In his closing argument we discovered his determination. For a solid hour, he spoke to the jury without notes. He blithely disobeyed Judge Hiller Zobel's instruction to stay within arm's reach of the lectern, pacing intensely back and forth along the jury box. And he saved his best for the last moments of that closing speech. For the first 50 minutes he seemed the Leone we knew, the prosecutor who had barely been able to lay a glove on the defendant in his cross-examination, and had not even tried to press her on the charge itself: had she killed this boy?
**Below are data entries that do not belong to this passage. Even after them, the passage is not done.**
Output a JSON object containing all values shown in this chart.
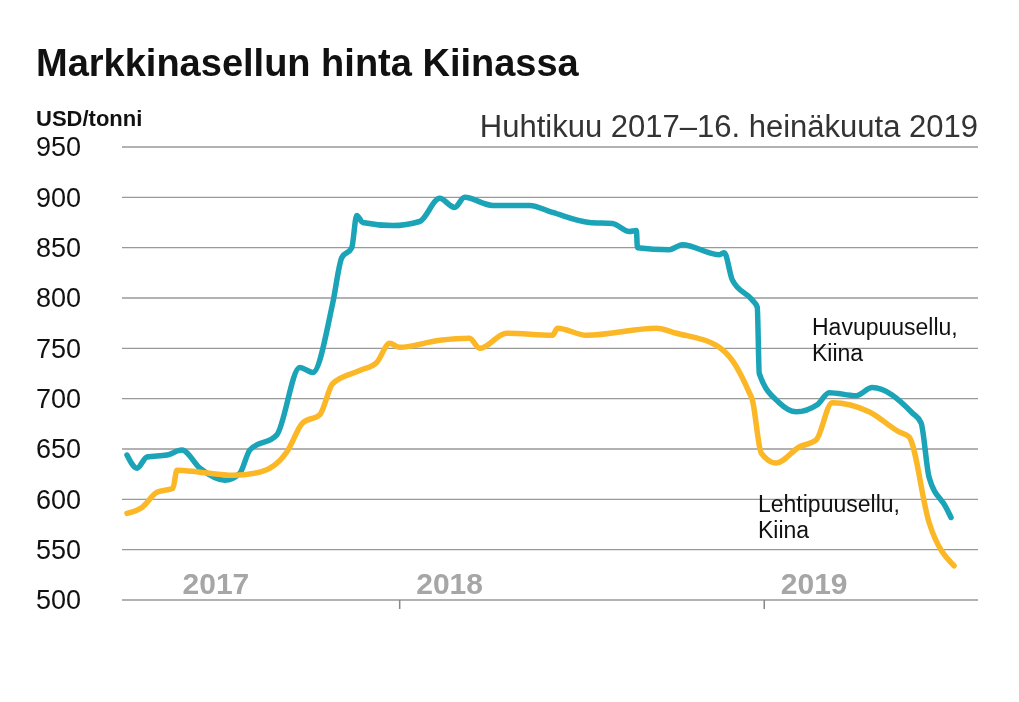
{
  "chart_data": {
    "type": "line",
    "title": "Markkinasellun hinta Kiinassa",
    "subtitle": "Huhtikuu 2017–16. heinäkuuta 2019",
    "ylabel": "USD/tonni",
    "xlim": [
      "2017-03-29",
      "2019-08-03"
    ],
    "xticks": [
      {
        "value": "2017-07-01",
        "label": "2017"
      },
      {
        "value": "2018-01-01",
        "label": null
      },
      {
        "value": "2018-02-20",
        "label": "2018"
      },
      {
        "value": "2019-01-01",
        "label": null
      },
      {
        "value": "2019-02-20",
        "label": "2019"
      }
    ],
    "ylim": [
      500,
      950
    ],
    "yticks": [
      500,
      550,
      600,
      650,
      700,
      750,
      800,
      850,
      900,
      950
    ],
    "grid": "y",
    "line_style": "solid",
    "series": [
      {
        "name": "Havupuusellu, Kiina",
        "color": "#1ba3b7",
        "x": [
          "2017-04-03",
          "2017-04-13",
          "2017-04-23",
          "2017-05-13",
          "2017-05-28",
          "2017-06-15",
          "2017-07-10",
          "2017-07-25",
          "2017-08-04",
          "2017-08-31",
          "2017-09-23",
          "2017-10-06",
          "2017-10-26",
          "2017-11-04",
          "2017-11-14",
          "2017-11-19",
          "2017-11-25",
          "2017-12-25",
          "2018-01-21",
          "2018-02-10",
          "2018-02-25",
          "2018-03-07",
          "2018-04-04",
          "2018-05-11",
          "2018-06-03",
          "2018-07-10",
          "2018-08-02",
          "2018-08-19",
          "2018-08-26",
          "2018-08-27",
          "2018-09-28",
          "2018-10-11",
          "2018-11-17",
          "2018-11-22",
          "2018-11-30",
          "2018-12-20",
          "2018-12-25",
          "2018-12-27",
          "2019-01-16",
          "2019-02-02",
          "2019-02-23",
          "2019-03-07",
          "2019-04-03",
          "2019-04-19",
          "2019-05-29",
          "2019-06-07",
          "2019-06-15",
          "2019-07-02",
          "2019-07-07"
        ],
        "values": [
          644,
          631,
          642,
          644,
          649,
          631,
          619,
          626,
          649,
          664,
          731,
          726,
          795,
          840,
          850,
          882,
          875,
          872,
          876,
          899,
          890,
          900,
          892,
          892,
          885,
          875,
          874,
          866,
          867,
          850,
          848,
          853,
          843,
          845,
          818,
          798,
          791,
          725,
          696,
          687,
          694,
          706,
          703,
          711,
          686,
          676,
          622,
          592,
          582
        ]
      },
      {
        "name": "Lehtipuusellu, Kiina",
        "color": "#fbb726",
        "x": [
          "2017-04-03",
          "2017-04-18",
          "2017-05-03",
          "2017-05-19",
          "2017-05-23",
          "2017-06-15",
          "2017-07-18",
          "2017-08-14",
          "2017-09-10",
          "2017-09-26",
          "2017-10-13",
          "2017-10-26",
          "2017-11-22",
          "2017-12-09",
          "2017-12-22",
          "2018-01-01",
          "2018-02-10",
          "2018-03-12",
          "2018-03-22",
          "2018-04-18",
          "2018-06-03",
          "2018-06-08",
          "2018-07-07",
          "2018-09-15",
          "2018-10-05",
          "2018-11-14",
          "2018-11-30",
          "2018-12-17",
          "2018-12-20",
          "2018-12-29",
          "2019-01-13",
          "2019-02-05",
          "2019-02-22",
          "2019-03-10",
          "2019-04-16",
          "2019-05-16",
          "2019-05-26",
          "2019-06-15",
          "2019-07-10"
        ],
        "values": [
          586,
          592,
          607,
          611,
          629,
          627,
          624,
          627,
          647,
          676,
          684,
          715,
          728,
          736,
          755,
          751,
          758,
          760,
          750,
          765,
          763,
          770,
          763,
          770,
          765,
          753,
          738,
          706,
          699,
          646,
          636,
          652,
          659,
          696,
          687,
          667,
          662,
          577,
          534
        ]
      }
    ]
  }
}
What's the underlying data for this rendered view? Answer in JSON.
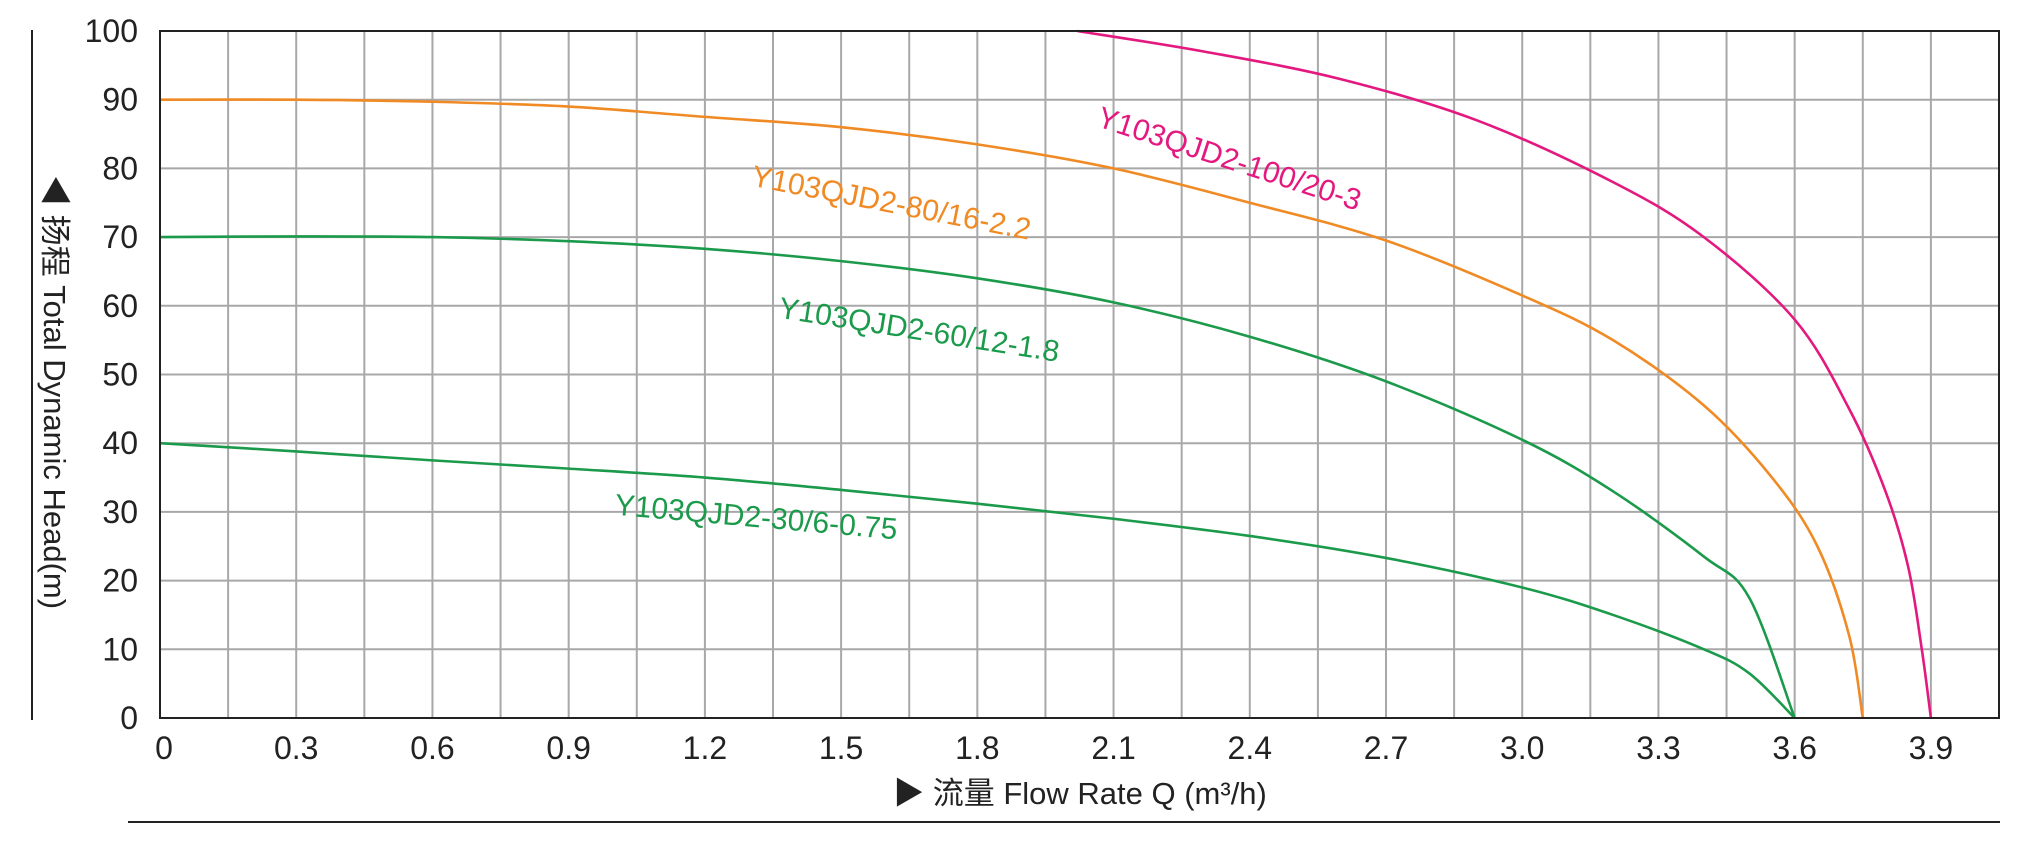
{
  "chart_data": {
    "type": "line",
    "xlabel": "▶ 流量 Flow Rate Q (m³/h)",
    "ylabel": "◀ 扬程 Total Dynamic Head(m)",
    "xlim": [
      0,
      4.05
    ],
    "ylim": [
      0,
      100
    ],
    "x_tick_labels": [
      "0",
      "0.3",
      "0.6",
      "0.9",
      "1.2",
      "1.5",
      "1.8",
      "2.1",
      "2.4",
      "2.7",
      "3.0",
      "3.3",
      "3.6",
      "3.9"
    ],
    "y_tick_labels": [
      "0",
      "10",
      "20",
      "30",
      "40",
      "50",
      "60",
      "70",
      "80",
      "90",
      "100"
    ],
    "grid": true,
    "series": [
      {
        "name": "Y103QJD2-100/20-3",
        "color": "#e4197f",
        "x": [
          2.02,
          2.3,
          2.6,
          2.9,
          3.2,
          3.4,
          3.6,
          3.72,
          3.8,
          3.85,
          3.88,
          3.9
        ],
        "y": [
          100,
          97,
          93,
          87,
          78,
          70,
          58,
          45,
          33,
          22,
          10,
          0
        ]
      },
      {
        "name": "Y103QJD2-80/16-2.2",
        "color": "#f08a24",
        "x": [
          0,
          0.3,
          0.6,
          0.9,
          1.2,
          1.5,
          1.8,
          2.1,
          2.4,
          2.7,
          3.0,
          3.2,
          3.4,
          3.55,
          3.65,
          3.72,
          3.75
        ],
        "y": [
          90,
          90,
          89.7,
          89,
          87.5,
          86,
          83.5,
          80,
          75,
          69.5,
          61.5,
          55,
          45.5,
          35,
          25,
          12,
          0
        ]
      },
      {
        "name": "Y103QJD2-60/12-1.8",
        "color": "#1c9a4b",
        "x": [
          0,
          0.3,
          0.6,
          0.9,
          1.2,
          1.5,
          1.8,
          2.1,
          2.4,
          2.7,
          3.0,
          3.2,
          3.4,
          3.5,
          3.6
        ],
        "y": [
          70,
          70.1,
          70,
          69.4,
          68.3,
          66.5,
          64,
          60.5,
          55.5,
          49,
          40.5,
          33,
          23.5,
          17.5,
          0
        ]
      },
      {
        "name": "Y103QJD2-30/6-0.75",
        "color": "#1c9a4b",
        "x": [
          0,
          0.3,
          0.6,
          0.9,
          1.2,
          1.5,
          1.8,
          2.1,
          2.4,
          2.7,
          3.0,
          3.2,
          3.4,
          3.5,
          3.6
        ],
        "y": [
          40,
          38.8,
          37.5,
          36.3,
          35,
          33.2,
          31.2,
          29,
          26.5,
          23.3,
          19,
          15,
          10,
          6.5,
          0
        ]
      }
    ]
  }
}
But in the last 10 minutes he let rip. In vivid language he described to jurors his picture of what happened on 4 February: a frustrated, furious nanny, grappling with a baby who would not be consoled - a "wet, cranky, slippery, fussy" Matty Eappen, who would not stop crying. Then, he rushed on, she snapped. She shook him and slammed him about the head. "And then Matty wasn't crying any more".
He had saved for these minutes, too, an observation that perhaps said more to the jury than all the medical evidence. Louise said on the telephone to emergency services that she thought Matty had choked on his own vomit. Repeatedly she was told to turn him on to his stomach, but she never did that. Why not, he asked? Because she knew that choking on vomit had nothing to do with his distress.
What sympathy does Mr Leone have for Louise? Scant. "She had numerous opportunities to tell the Eappens and everyone what happened, and she didn't do that."